Publications:

Dr. Roy Marom

I am social historian and historical geographer of Palestinian’s rural landscapes. I have completed my PhD at the University of Haifa (2022). Previously, I served as a Fulbright Postdoctoral Fellow at UC Berkeley, as a Dan David Fellow at Tel Aviv University and as the Ernest S. Frerichs Annual Professor at The W. F. Albright Institute of Archaeological Research in Jerusalem.

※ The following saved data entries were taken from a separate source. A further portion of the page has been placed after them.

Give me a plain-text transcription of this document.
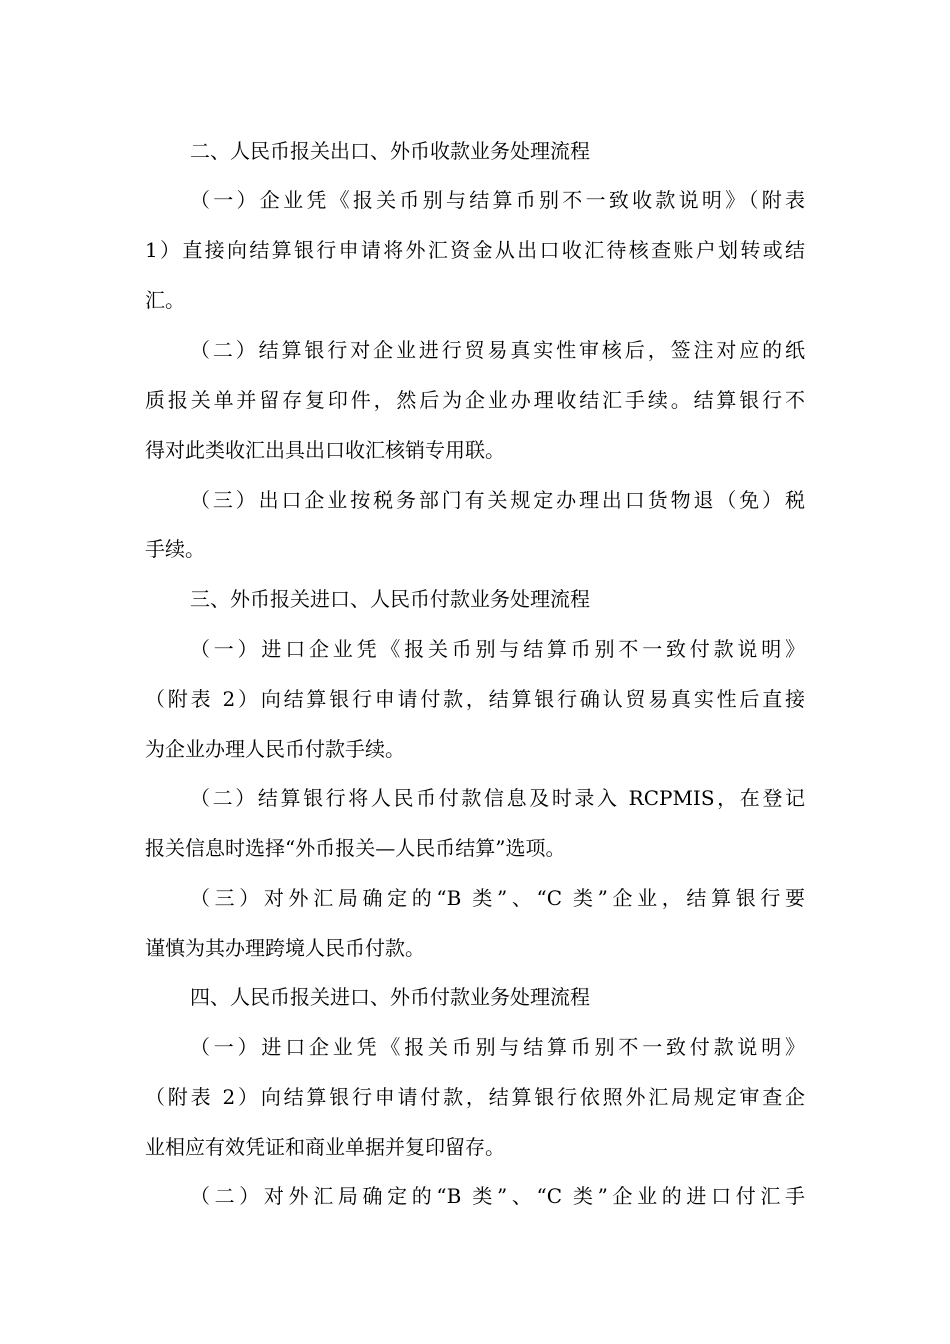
二、人民币报关出口、外币收款业务处理流程
（一）企业凭《报关币别与结算币别不一致收款说明》（附表
1）直接向结算银行申请将外汇资金从出口收汇待核查账户划转或结
汇。
（二）结算银行对企业进行贸易真实性审核后，签注对应的纸
质报关单并留存复印件，然后为企业办理收结汇手续。结算银行不
得对此类收汇出具出口收汇核销专用联。
（三）出口企业按税务部门有关规定办理出口货物退（免）税
手续。
三、外币报关进口、人民币付款业务处理流程
（一）进口企业凭《报关币别与结算币别不一致付款说明》
（附表 2）向结算银行申请付款，结算银行确认贸易真实性后直接
为企业办理人民币付款手续。
（二）结算银行将人民币付款信息及时录入 RCPMIS，在登记
报关信息时选择“外币报关—人民币结算”选项。
（三）对外汇局确定的“B 类”、“C 类”企业，结算银行要
谨慎为其办理跨境人民币付款。
四、人民币报关进口、外币付款业务处理流程
（一）进口企业凭《报关币别与结算币别不一致付款说明》
（附表 2）向结算银行申请付款，结算银行依照外汇局规定审查企
业相应有效凭证和商业单据并复印留存。
（二）对外汇局确定的“B 类”、“C 类”企业的进口付汇手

In 2014, I initiated the Palestinian Rural History Project (PRHP) with the aim of mitigating the inevitable, but irreparable loss, of important information concerning the Palestinian countryside. So far, I have conducted over 1,500 oral history interviews concerning 800 Palestinian communities, or about 70% of inhabited sites in Mandatory Palestine. Through the PRHP, I specialized in the interdisciplinary, and often collaborative exploration, of rural Palestine at the intersection of socio-cultural history, geography, archaeology and ethnography from the Mamluk period until 1948.

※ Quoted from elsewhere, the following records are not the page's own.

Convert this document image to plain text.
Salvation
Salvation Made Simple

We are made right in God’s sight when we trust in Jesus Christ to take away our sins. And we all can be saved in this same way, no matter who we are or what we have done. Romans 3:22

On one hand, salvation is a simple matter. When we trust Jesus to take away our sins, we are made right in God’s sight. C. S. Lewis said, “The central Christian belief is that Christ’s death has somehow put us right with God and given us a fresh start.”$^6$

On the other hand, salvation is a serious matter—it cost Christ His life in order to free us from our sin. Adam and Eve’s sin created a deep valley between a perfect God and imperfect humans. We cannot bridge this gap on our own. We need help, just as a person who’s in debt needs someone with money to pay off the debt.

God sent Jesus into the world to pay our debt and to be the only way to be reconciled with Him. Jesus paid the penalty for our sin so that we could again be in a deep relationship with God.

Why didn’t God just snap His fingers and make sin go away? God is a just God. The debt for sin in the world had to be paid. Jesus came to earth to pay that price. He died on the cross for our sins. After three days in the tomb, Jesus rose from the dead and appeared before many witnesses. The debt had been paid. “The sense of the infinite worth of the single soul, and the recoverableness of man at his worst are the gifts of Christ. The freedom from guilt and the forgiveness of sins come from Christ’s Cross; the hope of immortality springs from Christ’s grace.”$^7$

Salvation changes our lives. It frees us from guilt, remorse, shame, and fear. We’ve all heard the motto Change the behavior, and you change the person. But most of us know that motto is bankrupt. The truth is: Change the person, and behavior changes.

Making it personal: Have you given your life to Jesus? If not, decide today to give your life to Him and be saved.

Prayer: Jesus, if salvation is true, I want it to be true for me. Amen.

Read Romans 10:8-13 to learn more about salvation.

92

My current postdoctoral project reassesses early intercommunal interactions in Palestine’s Jewish colonies, the moshavot (1878-1914), from local and transnational relational perspectives, highlighting encounters beyond those recorded in textbook nationalist historiographies. This project is part of my long-term effort to re-examine and re-contextualize the study of Palestine’s rural history and heritage using local, Arabic and Ottoman Turkish sources, in collaboration with fellow historians, archaeologists, geographers, sociologists, and researchers from cultural studies. My articles have recently figured in the British Journal of Middle Eastern Studies, Middle Eastern Studies, Levant, Agricultural History, and the Journal of Historical Geography, among other peer-reviewed journals.